Ridley once explained this further:

I’m not interested in the debate about whether some groups have higher I.Q.s than other groups. It’s completely irrelevant. What’s relevant to a society is how well people are communicating their ideas, and how well they’re cooperating, not how clever the individuals are.

Small ideas mixing and compounding into big ones – that’s what really drives the world.

I think part of the reason pessimism is so much easier and more common than optimism is that compound growth is not intuitive.

It’s hard to imagine, say, our incomes doubling over the next few generations. That seems like such a massive leap, like we’d have to boil the ocean to get it done. But doubling the average income over 30 years works out to about 2.3% growth per year. It’s not crazy at all. It’s actually quite achievable. What made it seem so ambitious to begin with is that compound growth is easy to underestimate.

If you look at the end result of a long period of compounding, it’s astounding. But all it took to get it done was little bits of incremental growth strung together for a long time.

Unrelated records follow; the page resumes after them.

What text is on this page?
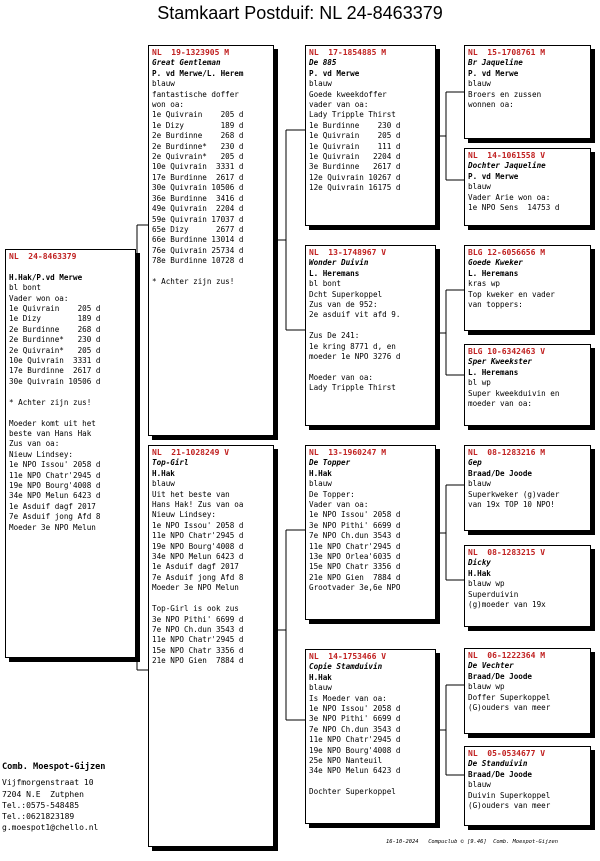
Stamkaart Postduif: NL 24-8463379
NL  24-8463379

H.Hak/P.vd Merwe
bl bont
Vader won oa:
1e Quivrain    205 d
1e Dizy        189 d
2e Burdinne    268 d
2e Burdinne*   230 d
2e Quivrain*   205 d
10e Quivrain  3331 d
17e Burdinne  2617 d
30e Quivrain 10506 d

* Achter zijn zus!

Moeder komt uit het
beste van Hans Hak
Zus van oa:
Nieuw Lindsey:
1e NPO Issou' 2058 d
11e NPO Chatr'2945 d
19e NPO Bourg'4008 d
34e NPO Melun 6423 d
1e Asduif dagf 2017
7e Asduif jong Afd 8
Moeder 3e NPO Melun
NL  19-1323905 M
Great Gentleman
P. vd Merwe/L. Herem
blauw
fantastische doffer
won oa:
1e Quivrain    205 d
1e Dizy        189 d
2e Burdinne    268 d
2e Burdinne*   230 d
2e Quivrain*   205 d
10e Quivrain  3331 d
17e Burdinne  2617 d
30e Quivrain 10506 d
36e Burdinne  3416 d
49e Quivrain  2204 d
59e Quivrain 17037 d
65e Dizy      2677 d
66e Burdinne 13014 d
76e Quivrain 25734 d
78e Burdinne 10728 d

* Achter zijn zus!
NL  21-1028249 V
Top-Girl
H.Hak
blauw
Uit het beste van
Hans Hak! Zus van oa
Nieuw Lindsey:
1e NPO Issou' 2058 d
11e NPO Chatr'2945 d
19e NPO Bourg'4008 d
34e NPO Melun 6423 d
1e Asduif dagf 2017
7e Asduif jong Afd 8
Moeder 3e NPO Melun

Top-Girl is ook zus
3e NPO Pithi' 6699 d
7e NPO Ch.dun 3543 d
11e NPO Chatr'2945 d
15e NPO Chatr 3356 d
21e NPO Gien  7884 d
NL  17-1854885 M
De 885
P. vd Merwe
blauw
Goede kweekdoffer
vader van oa:
Lady Tripple Thirst
1e Burdinne    230 d
1e Quivrain    205 d
1e Quivrain    111 d
1e Quivrain   2204 d
3e Burdinne   2617 d
12e Quivrain 10267 d
12e Quivrain 16175 d
NL  13-1748967 V
Wonder Duivin
L. Heremans
bl bont
Dcht Superkoppel
Zus van de 952:
2e asduif vit afd 9.

Zus De 241:
1e kring 8771 d, en
moeder 1e NPO 3276 d

Moeder van oa:
Lady Tripple Thirst
NL  13-1960247 M
De Topper
H.Hak
blauw
De Topper:
Vader van oa:
1e NPO Issou' 2058 d
3e NPO Pithi' 6699 d
7e NPO Ch.dun 3543 d
11e NPO Chatr'2945 d
13e NPO Orlea'6035 d
15e NPO Chatr 3356 d
21e NPO Gien  7884 d
Grootvader 3e,6e NPO
NL  14-1753466 V
Copie Stamduivin
H.Hak
blauw
Is Moeder van oa:
1e NPO Issou' 2058 d
3e NPO Pithi' 6699 d
7e NPO Ch.dun 3543 d
11e NPO Chatr'2945 d
19e NPO Bourg'4008 d
25e NPO Nanteuil
34e NPO Melun 6423 d

Dochter Superkoppel
NL  15-1708761 M
Br Jaqueline
P. vd Merwe
blauw
Broers en zussen
wonnen oa:
NL  14-1061558 V
Dochter Jaqueline
P. vd Merwe
blauw
Vader Arie won oa:
1e NPO Sens  14753 d
BLG 12-6056656 M
Goede Kweker
L. Heremans
kras wp
Top kweker en vader
van toppers:
BLG 10-6342463 V
Sper Kweekster
L. Heremans
bl wp
Super kweekduivin en
moeder van oa:
NL  08-1283216 M
Gep
Braad/De Joode
blauw
Superkweker (g)vader
van 19x TOP 10 NPO!
NL  08-1283215 V
Dicky
H.Hak
blauw wp
Superduivin
(g)moeder van 19x
NL  06-1222364 M
De Vechter
Braad/De Joode
blauw wp
Doffer Superkoppel
(G)ouders van meer
NL  05-0534677 V
De Standuivin
Braad/De Joode
blauw
Duivin Superkoppel
(G)ouders van meer
Comb. Moespot-Gijzen
Vijfmorgenstraat 10
7204 N.E  Zutphen
Tel.:0575-548485
Tel.:0621823189
g.moespot1@chello.nl
16-10-2024   Compuclub © [9.46]  Comb. Moespot-Gijzen
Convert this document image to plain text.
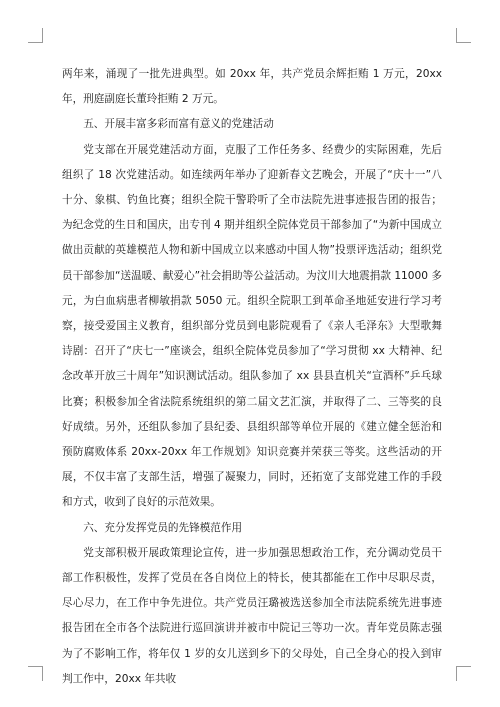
两年来，涌现了一批先进典型。如 20xx 年，共产党员余辉拒贿 1 万元，20xx 年，刑庭副庭长董玲拒贿 2 万元。

五、开展丰富多彩而富有意义的党建活动

党支部在开展党建活动方面，克服了工作任务多、经费少的实际困难，先后组织了 18 次党建活动。如连续两年举办了迎新春文艺晚会，开展了“庆十一”八十分、象棋、钓鱼比赛；组织全院干警聆听了全市法院先进事迹报告团的报告；为纪念党的生日和国庆，出专刊 4 期并组织全院体党员干部参加了“为新中国成立做出贡献的英雄模范人物和新中国成立以来感动中国人物”投票评选活动；组织党员干部参加“送温暖、献爱心”社会捐助等公益活动。为汶川大地震捐款 11000 多元，为白血病患者柳敏捐款 5050 元。组织全院职工到革命圣地延安进行学习考察，接受爱国主义教育，组织部分党员到电影院观看了《亲人毛泽东》大型歌舞诗剧：召开了“庆七一”座谈会，组织全院体党员参加了“学习贯彻 xx 大精神、纪念改革开放三十周年”知识测试活动。组队参加了 xx 县县直机关“宣酒杯”乒乓球比赛；积极参加全省法院系统组织的第二届文艺汇演，并取得了二、三等奖的良好成绩。另外，还组队参加了县纪委、县组织部等单位开展的《建立健全惩治和预防腐败体系 20xx-20xx 年工作规划》知识竞赛并荣获三等奖。这些活动的开展，不仅丰富了支部生活，增强了凝聚力，同时，还拓宽了支部党建工作的手段和方式，收到了良好的示范效果。

六、充分发挥党员的先锋模范作用

党支部积极开展政策理论宣传，进一步加强思想政治工作，充分调动党员干部工作积极性，发挥了党员在各自岗位上的特长，使其都能在工作中尽职尽责，尽心尽力，在工作中争先进位。共产党员汪璐被选送参加全市法院系统先进事迹报告团在全市各个法院进行巡回演讲并被市中院记三等功一次。青年党员陈志强为了不影响工作，将年仅 1 岁的女儿送到乡下的父母处，自己全身心的投入到审判工作中，20xx 年共收
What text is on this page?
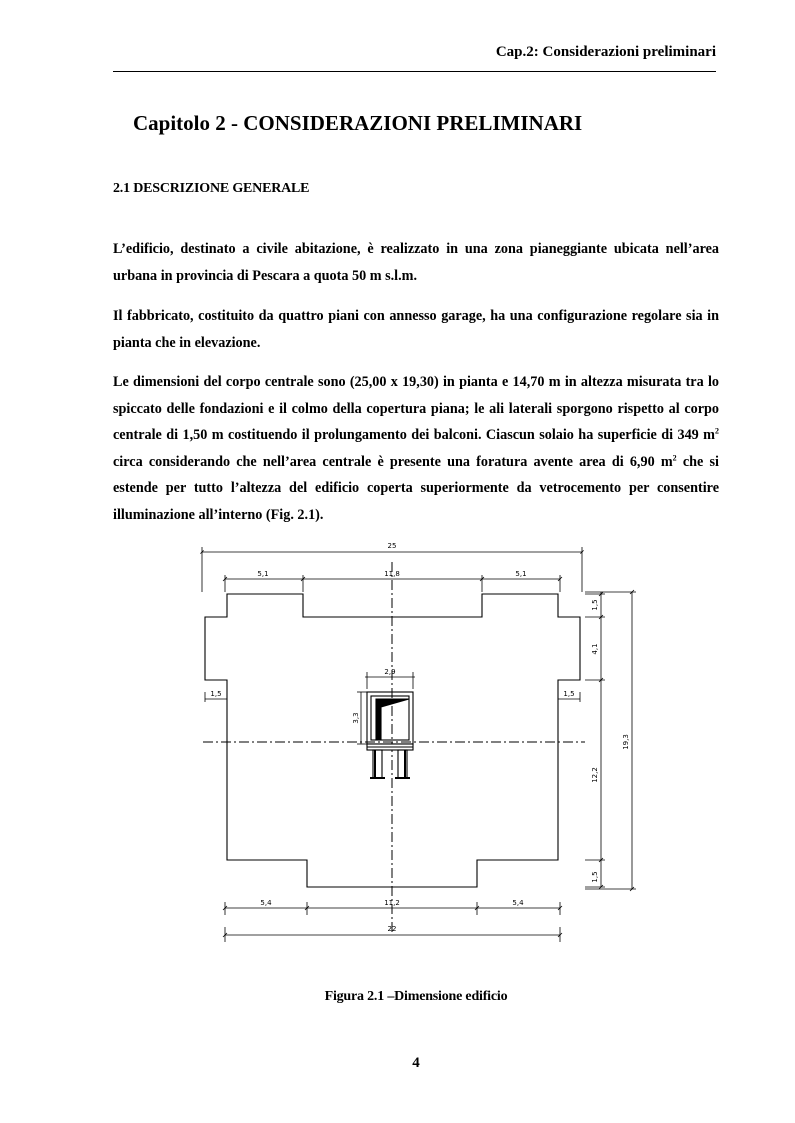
Cap.2: Considerazioni preliminari
Capitolo 2 - CONSIDERAZIONI PRELIMINARI
2.1 DESCRIZIONE GENERALE

L’edificio, destinato a civile abitazione, è realizzato in una zona pianeggiante ubicata nell’area urbana in provincia di Pescara a quota 50 m s.l.m.

Il fabbricato, costituito da quattro piani con annesso garage, ha una configurazione regolare sia in pianta che in elevazione.

Le dimensioni del corpo centrale sono (25,00 x 19,30) in pianta e 14,70 m in altezza misurata tra lo spiccato delle fondazioni e il colmo della copertura piana; le ali laterali sporgono rispetto al corpo centrale di 1,50 m costituendo il prolungamento dei balconi. Ciascun solaio ha superficie di 349 $m^2$ circa considerando che nell’area centrale è presente una foratura avente area di 6,90 $m^2$ che si estende per tutto l’altezza del edificio coperta superiormente da vetrocemento per consentire illuminazione all’interno (Fig. 2.1).

25
5,1	11,8	5,1
1,5	1,5
2,9
3,3
1,5
4,1
12,2
1,5
19,3
5,4	11,2	5,4
22
Figura 2.1 –Dimensione edificio
4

All progress is like that.

Technological progress is easy to underestimate because it’s so counterintuitive to see how, for example, the philosophies of a guy who invented Polaroid film would go on to inspire the iPhone. Or how an 18th-century physicist would write a notebook that would set the foundations for a modern electrical system.

If you view progress as being driven by the genius of individuals, of course it’s hard to imagine a future where things are dramatically better, because no individual is orders of magnitudes smarter than average.

But when you view it as one person coming up with a small idea, another person copying that idea and tweaking it a little, another taking that insight and manipulating it a bit, another yet taking that product and combining it with something else – incremental, tiny bits, little ideas mixing, joining, blending, mutating, and compounding together – it’s suddenly much more conceivable.